Top Selling Artworks at the 2018 spring live auction sale
This chart shows the total sale and the market value of each artist at the 2018 live auction sale happening in- (Heffel, Waddington’s, Consignor and BYDealers). The highest selling artist in the spring auction sale was Paul Émile Borduas, whose sales totalled $4,167,750 representing one-fifth of total spring auction sale. Moreover, Jean-Paul Lemieux and Lawren Stewart Harris have each respectively made $1,934,500 and $1,856,068 during the last sale where their share of value was above 7% of the secondary market. Despite the diversity of the Canadian art market, the top three artists’ artwork hammer price represents around 38% of the spring auction sale. They surely serve as the leading artists share value on market.
Top 20 selling artists canada, 2018 spring live auction sale
Top 20 selling artists Canada, all time
"The highest selling artist in the spring auction sale was Paul Émile Borduas, whose sales totalled $4,167,750 representing one-fifth of total spring auction sale."
However, according to the all-time best selling artists ranking, Paul Émile Borduas’ artworks total sales are not ranked among the top selling artists of all time on the secondary market since 1984. Lawren Harris’ sales totalled $89,659,460 representing one-fourth of the that total secondary market. Moreover, eleven canadian artists’ works reached beyond $10M, accounting over 3% of the secondary market.
"5 artists; Lawren Harris, Alexander Jackson, and James Hervey Mcdonald, Arthur Lismer, and Frederick H. Varley, associated with the Group of Seven are ranked in the top 20 best selling artists on the secondary market."
Emily Carr and Tom Thompson were closely influential to these Canadian landscape painters.
The appearance of top Canadian Artists on the international auction market
This chart represents the proportion of Canadian individual artists who sold artworks at international auction houses. On the international auction market, more than half (58%) of the work was sold in the USA, 21% of the sales happened in the UK, and 7% of the sales reached France. Moreover, less than 2% of these Canadian artists work were sold in an Asian country such as China or Japan.

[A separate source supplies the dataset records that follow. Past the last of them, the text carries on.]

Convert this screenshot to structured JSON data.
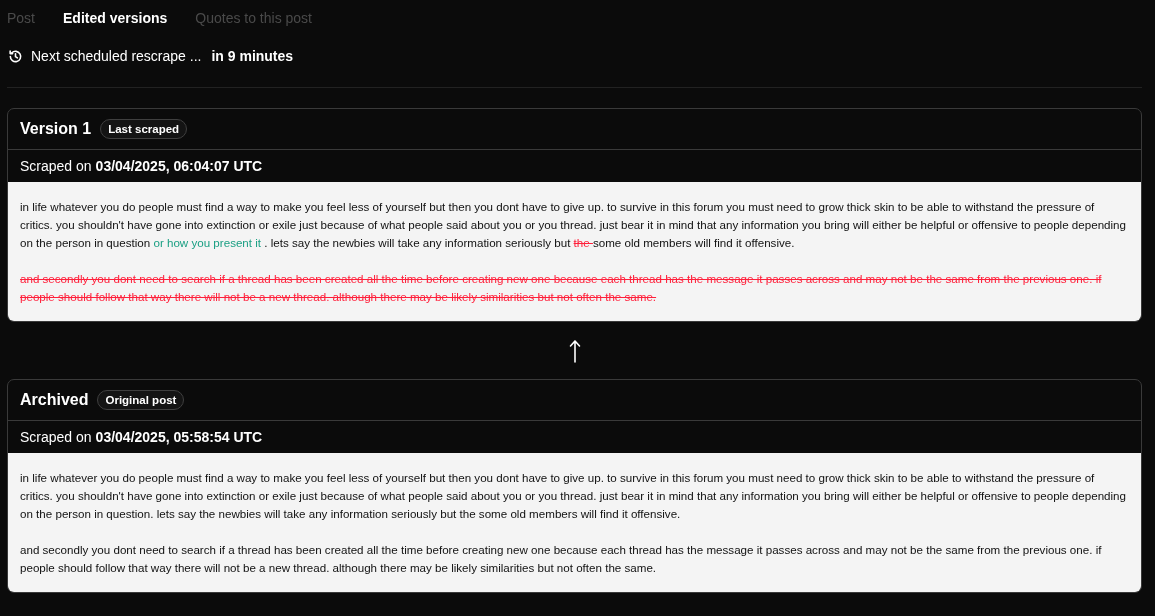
{
  "tabs": [
    {
      "label": "Post",
      "selected": false
    },
    {
      "label": "Edited versions",
      "selected": true
    },
    {
      "label": "Quotes to this post",
      "selected": false
    }
  ],
  "rescrape": {
    "label": "Next scheduled rescrape ...",
    "value": "in 9 minutes"
  },
  "versions": [
    {
      "title": "Version 1",
      "badge": "Last scraped",
      "scraped_label": "Scraped on",
      "scraped_time": "03/04/2025, 06:04:07 UTC",
      "paragraphs": [
        {
          "segments": [
            {
              "kind": "plain",
              "text": "in life whatever you do people must find a way to make you feel less of yourself but then you dont have to give up. to survive in this forum you must need to grow thick skin to be able to withstand the pressure of critics. you shouldn't have gone into extinction or exile just because of what people said about you or you thread. just bear it in mind that any information you bring will either be helpful or offensive to people depending on the person in question "
            },
            {
              "kind": "added",
              "text": "or how you present it"
            },
            {
              "kind": "plain",
              "text": " . lets say the newbies will take any information seriously but "
            },
            {
              "kind": "removed",
              "text": "the "
            },
            {
              "kind": "plain",
              "text": "some old members will find it offensive."
            }
          ]
        },
        {
          "segments": [
            {
              "kind": "removed",
              "text": "and secondly you dont need to search if a thread has been created all the time before creating new one because each thread has the message it passes across and may not be the same from the previous one. if people should follow that way there will not be a new thread. although there may be likely similarities but not often the same."
            }
          ]
        }
      ]
    },
    {
      "title": "Archived",
      "badge": "Original post",
      "scraped_label": "Scraped on",
      "scraped_time": "03/04/2025, 05:58:54 UTC",
      "paragraphs": [
        {
          "segments": [
            {
              "kind": "plain",
              "text": "in life whatever you do people must find a way to make you feel less of yourself but then you dont have to give up. to survive in this forum you must need to grow thick skin to be able to withstand the pressure of critics. you shouldn't have gone into extinction or exile just because of what people said about you or you thread. just bear it in mind that any information you bring will either be helpful or offensive to people depending on the person in question. lets say the newbies will take any information seriously but the some old members will find it offensive."
            }
          ]
        },
        {
          "segments": [
            {
              "kind": "plain",
              "text": "and secondly you dont need to search if a thread has been created all the time before creating new one because each thread has the message it passes across and may not be the same from the previous one. if people should follow that way there will not be a new thread. although there may be likely similarities but not often the same."
            }
          ]
        }
      ]
    }
  ]
}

Auction House Value SHare, During Sale
Auction House Value Share
Even though Waddington’s is leading the share of sales volume with 39% in the last auction sale, Heffel is surely dominating the total sales’ value on the secondary market with 69%. This latter did not have the most supplied artwork on the market, but Heffel had a skewed pricing segmentation where the most expensive artwork was sold around $4M, surpassing Waddington’s total sales. In contrast to Heffel, BYDealers, Consignor and Waddington’s price segmentation were more skewed towards the lower-end, they had a more accessible price range for collectors to purchase arts. Therefore, Heffel’s high auctioned artwork has dominated the value share of the spring auction sales in 2018.